Menelaah Kasus Kerusakan Hutan di Keuskupan Ruteng dalam Perspektif Biblis - Nerapost
(Dokpri: Jonisius Lalung)
Oleh: Jonisius Lalung*
Pengrusakan hutan oleh manusia menjadi isu yang sangat penting untuk diperhatikan, terutama di wilayah keuskupan Ruteng yang dikenal dengan kekayaan alam dan hutan tropisnya. Manusia telah merusak dan mengeksploitasi alam ciptaan demi memenuhi kebutuhan dan kepentingan individu dan kelompok. Fenomena semacam ini telah mengakar di tengah kehidupan manusia baik pada skala lokal, nasional maupun internasional. Hal ini disebabkan oleh manusia yang melihat dirinya sebagai penguasa atas alam ciptaan.
Pandangan ini mendorong umat manusia untuk melihat alam ciptaan lebih sebagai objek semata dari pada sebagai subjek yang harus dihargai dan dihormati secara sungguh-sungguh. Akibatnya adalah manusia dengan bebas merusak dan mengeksploitasi alam ciptaan dengan sewenang-wenang. Kebebasan ini tentu menciptakan kerusakan lingkungan hidup di tengah kehidupan manusia. Manusia perlu menyadari bahwa perusakan lingkungan hidup tidak hanya menghancurkan alam tetapi juga dapat merusak dan mengganggu kehidupan manusia sendiri.

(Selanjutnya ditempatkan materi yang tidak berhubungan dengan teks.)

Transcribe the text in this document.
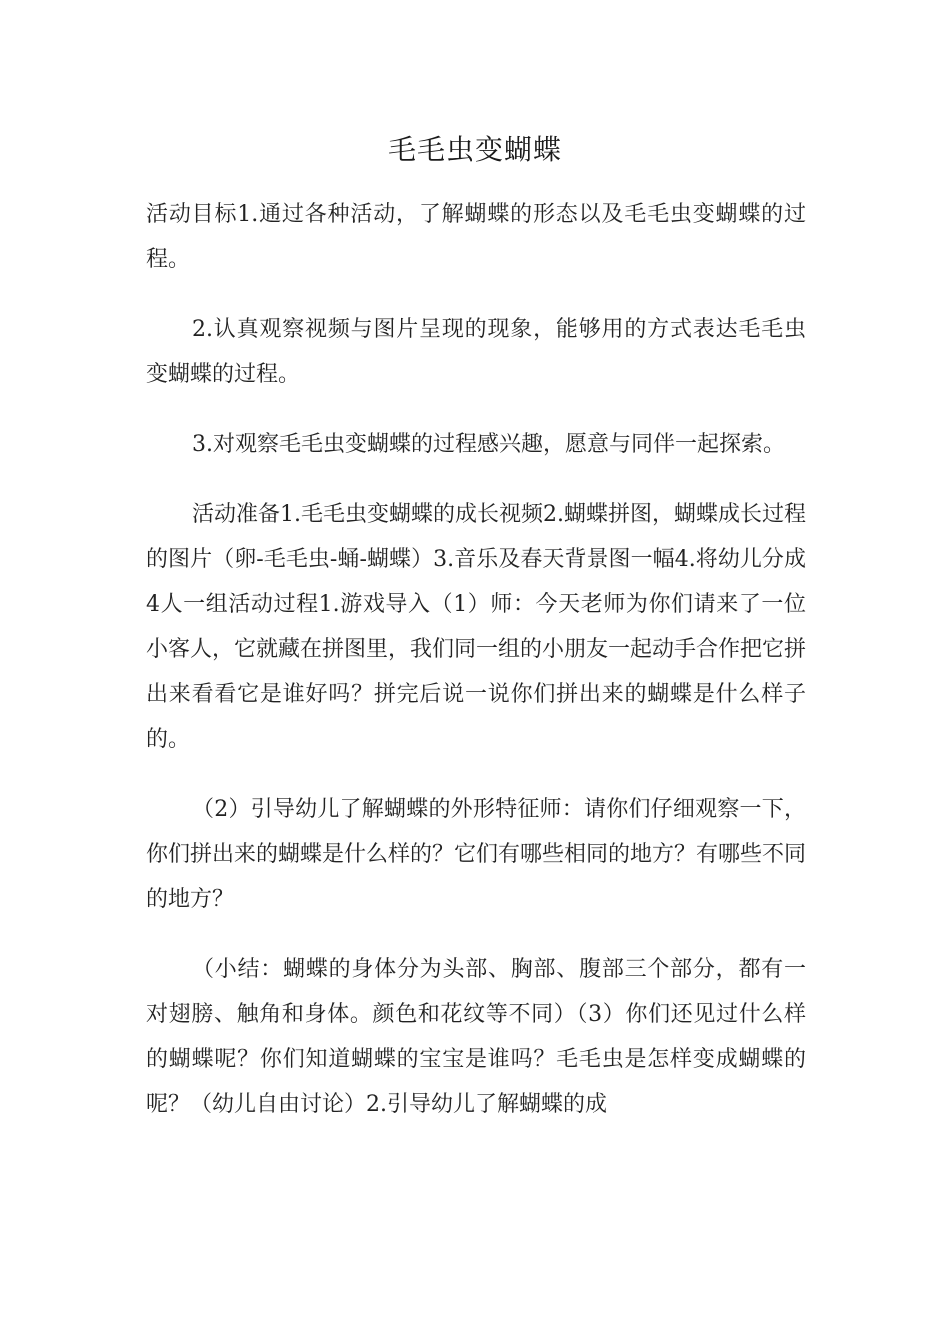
毛毛虫变蝴蝶

活动目标1.通过各种活动，了解蝴蝶的形态以及毛毛虫变蝴蝶的过程。

2.认真观察视频与图片呈现的现象，能够用的方式表达毛毛虫变蝴蝶的过程。

3.对观察毛毛虫变蝴蝶的过程感兴趣，愿意与同伴一起探索。

活动准备1.毛毛虫变蝴蝶的成长视频2.蝴蝶拼图，蝴蝶成长过程的图片（卵-毛毛虫-蛹-蝴蝶）3.音乐及春天背景图一幅4.将幼儿分成4人一组活动过程1.游戏导入（1）师：今天老师为你们请来了一位小客人，它就藏在拼图里，我们同一组的小朋友一起动手合作把它拼出来看看它是谁好吗？拼完后说一说你们拼出来的蝴蝶是什么样子的。

（2）引导幼儿了解蝴蝶的外形特征师：请你们仔细观察一下，你们拼出来的蝴蝶是什么样的？它们有哪些相同的地方？有哪些不同的地方？

（小结：蝴蝶的身体分为头部、胸部、腹部三个部分，都有一对翅膀、触角和身体。颜色和花纹等不同）（3）你们还见过什么样的蝴蝶呢？你们知道蝴蝶的宝宝是谁吗？毛毛虫是怎样变成蝴蝶的呢？（幼儿自由讨论）2.引导幼儿了解蝴蝶的成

Perusakan lingkungan hidup dapat meliputi aksi deforestasi, penggunaan obat-obat kimia dan masalah sampah. Aksi deforestasi nampak jelas melalui penebangan dan pembakaran hutan sehingga dialihfungsikan menjadi lahan pertanian dan perkebunan. Aksi ini dapat menimbulkan persoalan baru seperti kepunahan sumber mata air dan meningkatnya musibah longsor. Pengrusakan lingkungan hidup juga terjadi melalui penggunaan obat-obat kimia.
Maraknya penggunaan obat-obat kimia dapat menyebabkan kualitas kesuburan tanah terdegradasi. Tanah menjadi kering dan tandus sebab mikroorganisme dan makroorganisme telah punah bahkan menjadi mati. Penggunaan obat-obat kimia dapat mempercepat proses pertumbuhan dan peningkatan nilai ekonomis di tengah masyarakat. Penggunaan obat-obat kimia secara berlebihan akan merusak kualitas tanah baik sekarang maupun di masa mendatang. Untuk itu, penggunaan obat-obat kimia perlu dikontrol dan diperhatikan dengan baik supaya dapat digunakan secara bertanggung jawab.
Dalam pendekatan biblis, kerusakan alam dapat dipahami sebagai akibat dari ketidakpatuhan manusia terhadap perintah Tuhan untuk mengelola dan memelihara bumi. Dalam Kitab Kejadian 2:15, manusia diberikan tanggung jawab untuk mengurus taman Eden, yang dapat diartikan sebagai panggilan untuk menjaga dan merawat alam semesta yang diciptakan oleh Tuhan. Selain itu, Alkitab juga mengajarkan tentang pentingnya kasih sayang dan keadilan terhadap ciptaan Tuhan. Manusia dipanggil untuk mengasihi sesama manusia dan juga makhluk hidup lainnya. Dalam Mazmur 24:1, dikatakan bahwa bumi dan segala isinya adalah milik Tuhan. Oleh karena itu, manusia harus bertanggung jawab dalam pengelolaan dan perlindungan terhadap alam.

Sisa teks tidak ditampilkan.